宮沢社長は高校三年生の娘の宮沢茜に、ランニングシューズのRⅡを買ってくるように頼まれていた。矢口との用事を済ませた帰りに宮沢社長がスポーツショップに寄ると、五本指の形をしたランニングシューズのファイブフィンガーが販売されているのを見つける。ファイブフィンガーが一番人気のRⅡの次にヒット商品であることをショップ店員から聞いた宮沢社長は、こはぜ屋の足袋作りの技術を活かしたランニングシューズを新規事業として開発することを思いつく。

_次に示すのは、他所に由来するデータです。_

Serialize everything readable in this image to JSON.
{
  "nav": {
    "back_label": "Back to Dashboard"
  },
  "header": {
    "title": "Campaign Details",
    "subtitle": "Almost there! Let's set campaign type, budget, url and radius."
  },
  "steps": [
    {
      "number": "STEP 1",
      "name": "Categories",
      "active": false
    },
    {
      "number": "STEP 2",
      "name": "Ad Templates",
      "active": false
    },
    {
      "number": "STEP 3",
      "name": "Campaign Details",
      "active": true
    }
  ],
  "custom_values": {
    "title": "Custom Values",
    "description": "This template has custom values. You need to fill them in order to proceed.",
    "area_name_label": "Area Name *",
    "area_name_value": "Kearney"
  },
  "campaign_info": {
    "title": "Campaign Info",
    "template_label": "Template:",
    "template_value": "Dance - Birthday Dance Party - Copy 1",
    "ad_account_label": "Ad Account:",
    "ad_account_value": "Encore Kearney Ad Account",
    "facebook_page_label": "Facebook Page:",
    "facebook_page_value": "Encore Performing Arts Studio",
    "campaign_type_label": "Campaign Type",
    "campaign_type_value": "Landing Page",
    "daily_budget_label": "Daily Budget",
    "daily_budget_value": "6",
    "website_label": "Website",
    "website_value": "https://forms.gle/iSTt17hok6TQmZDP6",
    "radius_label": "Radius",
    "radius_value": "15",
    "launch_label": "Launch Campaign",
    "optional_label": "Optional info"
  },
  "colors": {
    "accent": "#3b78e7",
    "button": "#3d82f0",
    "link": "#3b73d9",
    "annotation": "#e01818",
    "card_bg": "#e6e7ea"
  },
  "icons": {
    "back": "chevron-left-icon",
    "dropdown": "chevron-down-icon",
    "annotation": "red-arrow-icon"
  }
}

宮沢社長が埼玉中央銀行の坂本に新規事業のことを報告すると、ランニングシューズ開発の参考になればと、スポーツ用品店アリムラスポーツの経営者でランニングインストライターの有村融を紹介される。その頃、大地は就職面接を受けていた。大地は大学の工学部を卒業したが就職に失敗し、現在は就職活動中だった。面接官から実家のこはぜ屋を継がないのかと聞かれ、大地は継がない意思を伝える。就職面接が終わり、大地は同級生の広樹と一緒に外のベンチに座っていた。大地と広樹は同じ就職活動中の仲間だった。ランニングをしているジャージ姿の団体を見た大地は、走ってればいい奴っていいよなと言った。その団体の中に大地はひとりの目を引く人物を見つける。ダイワ食品陸上部の茂木裕人選手だった。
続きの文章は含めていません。